De copa arredondada, pode alcançar os três metros de altura. As das fotos, apesar de cultivadas em vasos, têm um pouco mais. 

Em Portugal é cultivável directamente no solo, ou em vaso, em estufas muito quentes e húmidas.

Fotos gentileza de J.M. primavera de 2013, sudeste asiático. Muito obrigado.Beijinhos.

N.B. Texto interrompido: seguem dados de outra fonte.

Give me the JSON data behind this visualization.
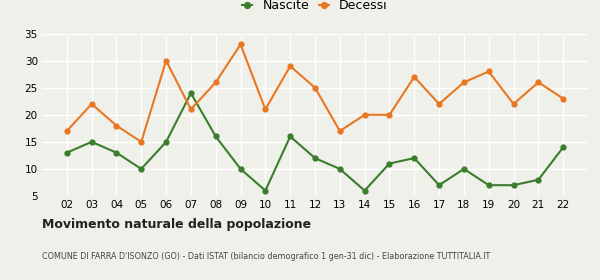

sábado, 4 de janeiro de 2014

PRIMEIRA CHEIA DO ANO


Afinal, chegou mais cedo do que previra.


Aqui, entre a Barraca (canto direito) e a Vala do Moinho. 


A Ribeira do lado nascente do rio.


Em baixo, ao centro, o anel de resguardo de um poço. Imediatamente a seguir e para a direita, pode ver-se uma pequena mancha em verde-claro (não confundir com o verde do silvado em primeiro plano, no canto inferior direito). Trata-se de  uma colónia de lentilha-de-água que a dinâmica da cheia arrastou da superfície da água parada no poço e que curiosamente ainda se mantinha agrupada. 

Fotos da tarde de ontem, nos campos a nascente da aldeia.

quinta-feira, 2 de janeiro de 2014

RIBEIRAS, entre a escassez e a abundância de água.


Em meados de setembro, perto do Nascente, leito da Vala. São visíveis fragmentos lenhosos e herbáceos a que o natural regresso das águas irá imprimir uma dinâmica de distribuição enriquecendo os solos dos campos limítrofes. 




Trinta de dezembro, no mesmo sítio. De momento e enquanto os solos não estiverem saturados de água, só nos picos das chuvadas os caudais de ponta transbordarão as margens para pouco depois regressarem ao leito normal, o que vem acontecendo. Ainda não há cheias.  Mas com a continuada precipitação que se anuncia, poderão ocorrer a todo o momento.  


Em outubro, regueira afluente da Vala. O material lenhoso retido nas margens e ás vezes também no leito das regueiras, além de travar matéria orgânica e nutrientes também oferece guarida à fauna e flora. Em primeiro plano travando o curso do imenso manto folhoso. Até à primeira cheia...


Final do ano: o mesmo sítio. A folhagem que cobre o solo continua em processo acelerado de transformação.



Dezembro, 30. Solo argilo-calcário.  O que fica após a passagem das águas: aqui é visível uma pequena área descoberta de solo. O tom escuro exprime a boa carga de húmus. 



No final do ano, à superfície das águas na zona da primeira foto, regresso da verdura. Guardando as margens, sentinelas despidas de folhas, freixos (fraxinus), amieiros (alnus glutinosa), choupos (populus), vimeiros (salix viminalis), ulmeiros (ulmus) e vidoeiros ( betula), em aparente repouso.  


Entre setembro e dezembro de 2013, na zona ribeirinha da aldeia.